Both n-type chalcogenide materials and/or p-type chalcogenide materials have photovoltaic functionality (also referred to herein photoabsorbing functionality). These materials absorb incident light and generate an electric output when incorporated into a photovoltaic device. Consequently, these chalcogenide-based photoabsorbing materials have been used as the photovoltaic absorber region in functioning photovoltaic devices. Illustrative p-type chalcogenide materials often include sulfides, selenides, and/or tellurides of at least one or more of copper (Cu), indium (In), gallium (Ga), and/or aluminum. Although specific chalcogenide compositions may be referred to by acronyms such as CIS, CISS, CIGS, CIGST, CIGSAT, and/or CIGSS compositions, or the like, the term “CIGS” shall hereinafter refer to all chalcogenide compositions and/or all precursors thereof unless otherwise expressly noted.
It is known that these chalcogenide films can be made by sputtering one or more of the components onto an appropriate substrate potentially followed by chalcogenization. For example, Britting et al, “Development of Novel Target Materials for Cu(In, Ga)Se-Based Solar Cells”, Plasma Process. Polym. 2009. 6 teaches about the formation of sputter targets having a ternary copper, indium, and gallium phase via casting.
As sputter targets are used, there are areas that are sputtered away more quickly than other areas, resulting in what is commonly known as a “racetrack” groove.

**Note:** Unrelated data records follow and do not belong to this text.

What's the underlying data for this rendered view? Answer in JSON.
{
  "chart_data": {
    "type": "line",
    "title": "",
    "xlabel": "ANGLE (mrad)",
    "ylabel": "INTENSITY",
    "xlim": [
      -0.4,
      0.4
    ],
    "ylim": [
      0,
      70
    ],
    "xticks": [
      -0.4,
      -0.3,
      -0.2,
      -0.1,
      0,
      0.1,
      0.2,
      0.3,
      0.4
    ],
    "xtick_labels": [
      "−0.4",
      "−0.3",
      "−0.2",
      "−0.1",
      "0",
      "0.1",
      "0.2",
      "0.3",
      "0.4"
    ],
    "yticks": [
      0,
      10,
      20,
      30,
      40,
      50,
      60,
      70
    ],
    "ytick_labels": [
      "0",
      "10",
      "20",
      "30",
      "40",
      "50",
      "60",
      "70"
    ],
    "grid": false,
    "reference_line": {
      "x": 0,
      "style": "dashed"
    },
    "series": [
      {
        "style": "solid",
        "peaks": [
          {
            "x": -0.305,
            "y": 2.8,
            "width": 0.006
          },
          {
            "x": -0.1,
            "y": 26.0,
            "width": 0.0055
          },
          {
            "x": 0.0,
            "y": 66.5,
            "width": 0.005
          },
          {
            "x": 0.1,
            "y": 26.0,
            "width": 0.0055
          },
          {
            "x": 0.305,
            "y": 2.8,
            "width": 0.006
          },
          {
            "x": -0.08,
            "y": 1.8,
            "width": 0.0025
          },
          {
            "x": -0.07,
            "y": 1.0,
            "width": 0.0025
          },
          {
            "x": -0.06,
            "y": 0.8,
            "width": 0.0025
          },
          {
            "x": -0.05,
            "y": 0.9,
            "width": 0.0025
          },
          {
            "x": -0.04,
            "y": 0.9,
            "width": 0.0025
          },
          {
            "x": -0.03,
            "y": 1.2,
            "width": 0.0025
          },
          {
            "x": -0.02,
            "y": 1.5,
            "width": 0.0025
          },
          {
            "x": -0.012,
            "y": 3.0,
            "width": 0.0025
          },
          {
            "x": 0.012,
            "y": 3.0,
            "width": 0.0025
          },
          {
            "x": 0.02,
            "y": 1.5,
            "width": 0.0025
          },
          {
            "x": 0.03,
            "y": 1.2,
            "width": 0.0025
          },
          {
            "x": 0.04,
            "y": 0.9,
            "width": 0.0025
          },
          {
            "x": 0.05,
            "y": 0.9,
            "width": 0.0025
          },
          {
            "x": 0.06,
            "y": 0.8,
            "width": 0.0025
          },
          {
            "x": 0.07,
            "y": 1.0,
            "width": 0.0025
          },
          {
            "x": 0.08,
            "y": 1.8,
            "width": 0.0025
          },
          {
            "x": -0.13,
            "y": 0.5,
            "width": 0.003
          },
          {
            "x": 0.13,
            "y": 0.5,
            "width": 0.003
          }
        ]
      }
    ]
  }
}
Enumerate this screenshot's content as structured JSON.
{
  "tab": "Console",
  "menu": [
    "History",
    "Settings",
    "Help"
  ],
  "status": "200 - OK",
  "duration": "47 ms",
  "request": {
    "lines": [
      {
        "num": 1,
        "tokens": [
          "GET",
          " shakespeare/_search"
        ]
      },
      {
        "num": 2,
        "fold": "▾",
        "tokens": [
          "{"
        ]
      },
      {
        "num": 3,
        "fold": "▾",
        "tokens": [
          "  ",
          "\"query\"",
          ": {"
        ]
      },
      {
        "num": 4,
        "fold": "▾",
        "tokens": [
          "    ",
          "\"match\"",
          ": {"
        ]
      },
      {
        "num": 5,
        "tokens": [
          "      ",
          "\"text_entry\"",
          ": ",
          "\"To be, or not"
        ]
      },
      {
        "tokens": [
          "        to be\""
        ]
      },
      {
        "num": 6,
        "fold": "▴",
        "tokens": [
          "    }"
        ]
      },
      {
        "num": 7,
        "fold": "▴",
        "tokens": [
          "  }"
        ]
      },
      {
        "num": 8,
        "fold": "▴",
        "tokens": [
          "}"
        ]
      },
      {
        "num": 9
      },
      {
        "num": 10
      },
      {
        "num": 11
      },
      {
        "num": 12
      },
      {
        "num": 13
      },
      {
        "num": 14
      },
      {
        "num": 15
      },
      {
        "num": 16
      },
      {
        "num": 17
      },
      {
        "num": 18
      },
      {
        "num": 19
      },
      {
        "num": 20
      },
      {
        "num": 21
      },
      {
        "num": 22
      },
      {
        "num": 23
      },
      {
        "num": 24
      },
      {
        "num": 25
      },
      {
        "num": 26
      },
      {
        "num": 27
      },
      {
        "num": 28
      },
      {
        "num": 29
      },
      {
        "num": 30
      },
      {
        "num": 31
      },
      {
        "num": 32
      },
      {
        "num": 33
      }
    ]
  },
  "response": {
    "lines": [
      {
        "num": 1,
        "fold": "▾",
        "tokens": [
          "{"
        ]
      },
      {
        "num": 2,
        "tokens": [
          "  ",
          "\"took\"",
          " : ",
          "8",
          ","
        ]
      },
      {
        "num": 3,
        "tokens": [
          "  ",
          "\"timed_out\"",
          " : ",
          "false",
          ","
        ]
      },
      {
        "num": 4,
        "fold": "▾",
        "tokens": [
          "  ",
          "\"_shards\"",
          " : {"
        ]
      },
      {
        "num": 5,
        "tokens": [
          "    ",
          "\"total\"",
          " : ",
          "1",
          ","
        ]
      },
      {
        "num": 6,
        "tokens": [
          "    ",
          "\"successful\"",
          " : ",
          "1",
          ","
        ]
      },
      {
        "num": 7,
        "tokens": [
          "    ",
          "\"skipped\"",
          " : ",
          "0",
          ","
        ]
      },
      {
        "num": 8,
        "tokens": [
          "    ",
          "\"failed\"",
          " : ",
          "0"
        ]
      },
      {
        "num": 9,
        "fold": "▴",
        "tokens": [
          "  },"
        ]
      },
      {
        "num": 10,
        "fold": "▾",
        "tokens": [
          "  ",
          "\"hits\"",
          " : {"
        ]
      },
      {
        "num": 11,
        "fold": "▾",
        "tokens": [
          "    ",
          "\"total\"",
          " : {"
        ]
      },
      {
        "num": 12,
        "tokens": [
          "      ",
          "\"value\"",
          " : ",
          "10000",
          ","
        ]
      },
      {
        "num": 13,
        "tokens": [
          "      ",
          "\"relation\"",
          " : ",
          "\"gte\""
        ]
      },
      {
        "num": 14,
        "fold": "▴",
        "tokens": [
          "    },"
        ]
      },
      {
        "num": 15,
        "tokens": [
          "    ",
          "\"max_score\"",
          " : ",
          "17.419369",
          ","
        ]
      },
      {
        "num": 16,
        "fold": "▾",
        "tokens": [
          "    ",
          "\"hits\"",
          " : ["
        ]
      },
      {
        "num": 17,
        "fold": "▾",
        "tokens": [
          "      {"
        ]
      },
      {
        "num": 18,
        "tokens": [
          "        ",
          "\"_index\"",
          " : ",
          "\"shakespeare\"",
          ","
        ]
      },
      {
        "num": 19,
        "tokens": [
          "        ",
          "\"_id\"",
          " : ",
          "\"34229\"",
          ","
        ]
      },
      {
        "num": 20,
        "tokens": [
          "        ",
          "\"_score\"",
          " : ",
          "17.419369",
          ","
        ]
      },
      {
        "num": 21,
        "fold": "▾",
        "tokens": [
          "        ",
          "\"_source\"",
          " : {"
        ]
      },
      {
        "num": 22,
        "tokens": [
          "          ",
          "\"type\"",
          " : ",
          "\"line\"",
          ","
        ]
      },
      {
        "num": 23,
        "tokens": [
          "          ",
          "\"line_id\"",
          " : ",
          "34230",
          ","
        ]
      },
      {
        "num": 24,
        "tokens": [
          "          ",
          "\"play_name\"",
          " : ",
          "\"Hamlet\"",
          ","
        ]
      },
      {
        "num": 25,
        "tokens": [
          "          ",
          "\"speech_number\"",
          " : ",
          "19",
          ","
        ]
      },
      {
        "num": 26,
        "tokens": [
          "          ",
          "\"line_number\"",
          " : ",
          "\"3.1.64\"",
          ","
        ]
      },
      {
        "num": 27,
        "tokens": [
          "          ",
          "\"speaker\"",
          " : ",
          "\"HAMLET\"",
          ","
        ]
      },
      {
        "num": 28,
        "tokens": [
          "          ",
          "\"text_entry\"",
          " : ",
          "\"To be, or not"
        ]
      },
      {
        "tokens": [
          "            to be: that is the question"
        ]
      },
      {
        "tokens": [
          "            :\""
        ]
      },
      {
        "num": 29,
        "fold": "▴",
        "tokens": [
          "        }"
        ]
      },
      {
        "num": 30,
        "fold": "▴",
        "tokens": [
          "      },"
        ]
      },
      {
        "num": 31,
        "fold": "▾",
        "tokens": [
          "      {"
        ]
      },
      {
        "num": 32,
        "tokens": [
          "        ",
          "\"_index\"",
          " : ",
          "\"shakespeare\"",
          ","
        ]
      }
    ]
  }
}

Planar geometry targets demonstrate this behavior clearly, with only approximately 20-50% of the material actually removed during sputter deposition from the start to end of life to the target, with the end of life defined as when the deepest part of the racetrack groove penetrates the full target thickness down to the target bonding or backing plate. This percentage is determined by the specific magnetron style and target construction. Rotatable geometry targets demonstrate a “racetrack” consisting of most of the exposed target material, with an additional pronounced racetrack groove near the two ends of the targets, which can also leave a significant amount of alloy behind, although less than the case for the planar targets, with approximately 70-90% of the target material removed during the sputter process.